Quand les éléphants s’invitent chez les hommes : le désespoir des villageois gabonais face à un conflit sans fin
Au Gabon, l’exaspération monte dans les villages confrontés à des incursions répétées d’éléphants de forêt détruisant leurs cultures et menaçant leur sécurité. Ce conflit homme-faune, rapporté par l’Agence France-Presse, reflète un dilemme complexe entre la conservation d’une espèce menacée et la survie des communautés locales.
Dans les villages reculés du Gabon, comme Bakoussou, les habitants vivent dans une peur constante des éléphants de forêt, ces géants qui ravagent plantations et moyens de subsistance. Kévin Balondoboka, habitant du village, résume le désespoir ambiant : «La solution pour dégager les pachydermes, c’est de les abattre.»
Les récits se ressemblent : des récoltes dévastées, des enfants et des femmes effrayés sur les routes, et des champs autrefois fertiles désormais envahis. «Nous subvenons aux besoins de nos enfants à travers l’agriculture. Maintenant que cette agriculture est au bénéfice de l’éléphant, que va-t-on devenir ? », déplore Viviane Métolo, également résidente de Bakoussou.
Les chiffres sont parlants : le Gabon, avec ses 95 000 éléphants et une population humaine de seulement deux millions d’habitants, est surnommé «le refuge des éléphants de forêt». Pourtant, cette cohabitation forcée semble de plus en plus difficile, comme le souligne Aimé Serge Mibambani Ndimba, haut-fonctionnaire au ministère de l’Environnement : «Le conflit homme-faune aujourd’hui est permanent, et les dévastations s’étendent du nord au sud, de l’est à l’ouest.»
Pourquoi ces pachydermes s’approchent-ils des villages ?
L’explication est multifactorielle, selon le Dr Léa Larissa Moukagni, responsable du programme «conflit homme-faune» à l’Agence nationale des parcs nationaux (ANPN). Le changement climatique, la réduction des ressources alimentaires dans les forêts profondes, le braconnage et l’exploitation humaine des terres contribuent à ce phénomène. «Scientifiquement, il est prouvé qu’il y a plus d’éléphants qu’avant», ajoute-t-elle.
Des solutions, comme l’installation de clôtures électriques, sont en cours d’expérimentation. Ces dispositifs visent à repousser les éléphants sans leur nuire, en créant une barrière psychologique. Mais les résultats tardent à se faire sentir, laissant les villageois dans une détresse croissante.
Concilier conservation et survie humaine : un défi colossal
Le Gabon porte une responsabilité unique. En tant que gardien de la plus grande population d’éléphants de forêt d’Afrique centrale, le pays joue un rôle clé dans la biodiversité mondiale. Ces animaux, qualifiés de «jardiniers des forêts», participent activement à la régénération des forêts du bassin du Congo, essentielles pour l’absorption de carbone.

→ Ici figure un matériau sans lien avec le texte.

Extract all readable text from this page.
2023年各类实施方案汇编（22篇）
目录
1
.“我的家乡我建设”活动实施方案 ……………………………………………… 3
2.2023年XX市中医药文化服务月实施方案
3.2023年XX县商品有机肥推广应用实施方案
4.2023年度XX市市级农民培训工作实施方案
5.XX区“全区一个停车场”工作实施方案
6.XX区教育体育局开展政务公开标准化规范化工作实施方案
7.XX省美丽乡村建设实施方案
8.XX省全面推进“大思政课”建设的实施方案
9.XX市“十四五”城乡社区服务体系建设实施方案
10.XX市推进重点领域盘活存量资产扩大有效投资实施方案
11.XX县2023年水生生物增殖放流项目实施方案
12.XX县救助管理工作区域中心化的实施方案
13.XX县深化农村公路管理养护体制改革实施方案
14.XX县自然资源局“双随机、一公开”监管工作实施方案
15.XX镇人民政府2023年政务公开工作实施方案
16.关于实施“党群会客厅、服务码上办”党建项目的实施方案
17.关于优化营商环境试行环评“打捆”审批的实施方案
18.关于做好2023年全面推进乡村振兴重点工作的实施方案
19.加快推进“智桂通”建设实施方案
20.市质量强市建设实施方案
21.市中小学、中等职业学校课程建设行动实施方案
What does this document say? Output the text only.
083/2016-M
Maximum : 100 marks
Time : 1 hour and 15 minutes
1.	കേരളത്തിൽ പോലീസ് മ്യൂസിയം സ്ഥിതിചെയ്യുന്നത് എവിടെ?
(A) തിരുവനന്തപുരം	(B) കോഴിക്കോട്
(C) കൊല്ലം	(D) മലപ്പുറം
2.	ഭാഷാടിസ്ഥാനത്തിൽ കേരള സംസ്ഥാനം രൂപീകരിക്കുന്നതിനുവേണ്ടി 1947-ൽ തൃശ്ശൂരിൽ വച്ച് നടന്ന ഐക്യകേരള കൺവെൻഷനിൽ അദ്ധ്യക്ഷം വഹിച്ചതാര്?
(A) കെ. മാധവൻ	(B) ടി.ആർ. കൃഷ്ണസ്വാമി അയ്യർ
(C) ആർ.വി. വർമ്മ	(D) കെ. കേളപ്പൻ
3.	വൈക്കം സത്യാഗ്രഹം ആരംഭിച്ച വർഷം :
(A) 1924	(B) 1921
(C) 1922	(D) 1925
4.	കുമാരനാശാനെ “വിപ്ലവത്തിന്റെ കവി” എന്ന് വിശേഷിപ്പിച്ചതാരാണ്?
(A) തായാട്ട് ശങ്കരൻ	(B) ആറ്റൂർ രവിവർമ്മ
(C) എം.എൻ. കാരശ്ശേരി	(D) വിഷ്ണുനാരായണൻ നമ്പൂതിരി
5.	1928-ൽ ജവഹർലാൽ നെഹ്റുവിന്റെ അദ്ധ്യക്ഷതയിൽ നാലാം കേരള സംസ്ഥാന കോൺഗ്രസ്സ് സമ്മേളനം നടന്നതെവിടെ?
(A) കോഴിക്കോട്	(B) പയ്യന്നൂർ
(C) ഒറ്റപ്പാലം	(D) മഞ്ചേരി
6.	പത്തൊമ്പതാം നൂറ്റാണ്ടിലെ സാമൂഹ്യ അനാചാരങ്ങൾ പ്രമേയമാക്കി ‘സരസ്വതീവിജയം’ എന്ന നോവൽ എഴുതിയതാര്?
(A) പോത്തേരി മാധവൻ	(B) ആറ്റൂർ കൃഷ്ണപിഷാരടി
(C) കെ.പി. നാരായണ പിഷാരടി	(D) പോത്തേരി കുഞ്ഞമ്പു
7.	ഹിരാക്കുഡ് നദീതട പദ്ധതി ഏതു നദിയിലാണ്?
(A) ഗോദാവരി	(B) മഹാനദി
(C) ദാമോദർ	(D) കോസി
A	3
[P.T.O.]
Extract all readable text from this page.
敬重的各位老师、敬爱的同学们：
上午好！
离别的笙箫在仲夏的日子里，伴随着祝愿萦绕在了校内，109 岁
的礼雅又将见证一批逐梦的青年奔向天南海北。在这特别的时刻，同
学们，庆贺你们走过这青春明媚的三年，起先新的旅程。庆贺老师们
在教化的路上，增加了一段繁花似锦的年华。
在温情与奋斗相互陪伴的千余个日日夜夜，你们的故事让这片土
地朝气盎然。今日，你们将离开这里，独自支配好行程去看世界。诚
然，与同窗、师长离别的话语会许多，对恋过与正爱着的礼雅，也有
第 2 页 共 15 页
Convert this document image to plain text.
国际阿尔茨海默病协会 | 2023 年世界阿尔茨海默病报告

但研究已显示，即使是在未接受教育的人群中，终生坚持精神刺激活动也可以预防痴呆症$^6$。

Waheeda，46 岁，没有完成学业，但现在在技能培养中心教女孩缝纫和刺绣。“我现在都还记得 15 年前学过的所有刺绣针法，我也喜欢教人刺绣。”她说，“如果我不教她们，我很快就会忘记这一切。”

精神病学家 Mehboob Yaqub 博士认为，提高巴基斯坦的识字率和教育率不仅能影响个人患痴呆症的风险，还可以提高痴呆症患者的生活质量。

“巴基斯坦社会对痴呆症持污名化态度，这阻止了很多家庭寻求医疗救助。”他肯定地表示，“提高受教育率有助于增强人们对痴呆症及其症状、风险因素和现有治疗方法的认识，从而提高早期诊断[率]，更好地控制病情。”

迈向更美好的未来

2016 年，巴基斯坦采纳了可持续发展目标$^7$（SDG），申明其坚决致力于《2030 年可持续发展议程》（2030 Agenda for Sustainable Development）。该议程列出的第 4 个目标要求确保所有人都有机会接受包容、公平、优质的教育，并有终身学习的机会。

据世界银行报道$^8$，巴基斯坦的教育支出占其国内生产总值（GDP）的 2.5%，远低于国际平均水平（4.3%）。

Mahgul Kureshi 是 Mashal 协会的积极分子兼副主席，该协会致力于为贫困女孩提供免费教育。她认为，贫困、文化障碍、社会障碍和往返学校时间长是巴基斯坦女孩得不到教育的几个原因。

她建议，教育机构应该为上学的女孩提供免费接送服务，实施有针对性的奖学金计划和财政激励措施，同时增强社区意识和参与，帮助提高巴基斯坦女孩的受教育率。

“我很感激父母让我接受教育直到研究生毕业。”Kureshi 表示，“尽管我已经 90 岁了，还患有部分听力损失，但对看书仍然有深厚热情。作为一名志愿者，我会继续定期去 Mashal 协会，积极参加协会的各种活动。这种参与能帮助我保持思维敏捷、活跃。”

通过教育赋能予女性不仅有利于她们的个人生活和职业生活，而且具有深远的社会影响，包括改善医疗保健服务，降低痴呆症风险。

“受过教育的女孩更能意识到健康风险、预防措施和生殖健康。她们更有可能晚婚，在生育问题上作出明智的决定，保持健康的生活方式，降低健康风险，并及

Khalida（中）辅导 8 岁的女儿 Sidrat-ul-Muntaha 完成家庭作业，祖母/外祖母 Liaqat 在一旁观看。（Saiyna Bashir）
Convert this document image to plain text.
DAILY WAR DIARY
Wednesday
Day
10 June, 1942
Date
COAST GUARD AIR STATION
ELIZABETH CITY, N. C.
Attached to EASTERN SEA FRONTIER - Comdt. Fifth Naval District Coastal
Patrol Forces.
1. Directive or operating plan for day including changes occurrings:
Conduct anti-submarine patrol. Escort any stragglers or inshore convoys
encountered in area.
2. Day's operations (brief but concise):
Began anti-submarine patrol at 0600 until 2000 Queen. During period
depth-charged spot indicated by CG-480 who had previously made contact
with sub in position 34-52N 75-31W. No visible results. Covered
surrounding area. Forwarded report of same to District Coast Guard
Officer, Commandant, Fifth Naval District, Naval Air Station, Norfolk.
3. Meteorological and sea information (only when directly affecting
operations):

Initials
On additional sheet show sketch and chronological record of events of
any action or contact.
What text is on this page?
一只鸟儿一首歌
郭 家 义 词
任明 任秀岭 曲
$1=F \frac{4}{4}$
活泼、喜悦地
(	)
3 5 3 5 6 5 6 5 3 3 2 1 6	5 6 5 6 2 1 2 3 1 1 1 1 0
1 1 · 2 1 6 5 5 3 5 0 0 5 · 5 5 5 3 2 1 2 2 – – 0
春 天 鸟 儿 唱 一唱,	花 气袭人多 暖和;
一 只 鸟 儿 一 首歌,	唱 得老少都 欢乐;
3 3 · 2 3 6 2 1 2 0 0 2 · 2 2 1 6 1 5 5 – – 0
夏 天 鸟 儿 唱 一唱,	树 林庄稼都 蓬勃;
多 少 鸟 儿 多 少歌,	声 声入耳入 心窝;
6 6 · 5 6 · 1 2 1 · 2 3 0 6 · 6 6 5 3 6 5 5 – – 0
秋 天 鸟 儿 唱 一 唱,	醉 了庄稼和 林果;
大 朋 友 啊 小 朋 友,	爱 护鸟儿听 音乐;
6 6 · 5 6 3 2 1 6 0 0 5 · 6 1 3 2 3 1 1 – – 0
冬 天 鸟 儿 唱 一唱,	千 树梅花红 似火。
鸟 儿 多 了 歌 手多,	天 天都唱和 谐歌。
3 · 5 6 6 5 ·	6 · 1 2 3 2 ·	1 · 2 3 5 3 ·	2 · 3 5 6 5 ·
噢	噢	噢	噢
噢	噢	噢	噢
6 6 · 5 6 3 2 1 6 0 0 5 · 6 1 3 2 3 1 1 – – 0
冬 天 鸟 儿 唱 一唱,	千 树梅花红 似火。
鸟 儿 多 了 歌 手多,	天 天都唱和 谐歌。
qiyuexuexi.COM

Mais cette priorité à la conservation, prônée par le précédent gouvernement, a été remise en question par le président de transition, le général Brice Oligui Nguema. En décembre 2023, il a surpris en déclarant ouvertement soutenir les populations affectées : «Je vous autorise à abattre ces éléphants (…) Je suis un humaniste», a-t-il affirmé, tout en annonçant la libération des personnes emprisonnées pour avoir tué ces animaux en situation de légitime défense.
Cependant, cette déclaration a suscité des interprétations divergentes. «Lorsque le président avait dit abattez-les, il faisait allusion à la légitime défense prévue par la loi», précise Jérémy Mapangou, juriste à l’ONG Conservation Justice.
Vers une solution durable ?
Le ministère de l’Environnement insiste sur la nécessité d’un équilibre entre protection de la faune et bien-être des populations. Aimé Serge Mibambani Ndimba lance un appel à la communauté internationale : «Il faut apporter de l’aide au Gabon pour qu’on n’arrive pas à des situations où les populations se soulèvent et veuillent se faire justice. Sinon, des têtes d’éléphants vont tomber.»
Face à ce défi, une chose est certaine : la coexistence pacifique entre humains et éléphants au Gabon nécessite des mesures urgentes et innovantes, impliquant autant les gouvernements que les communautés locales et les partenaires internationaux.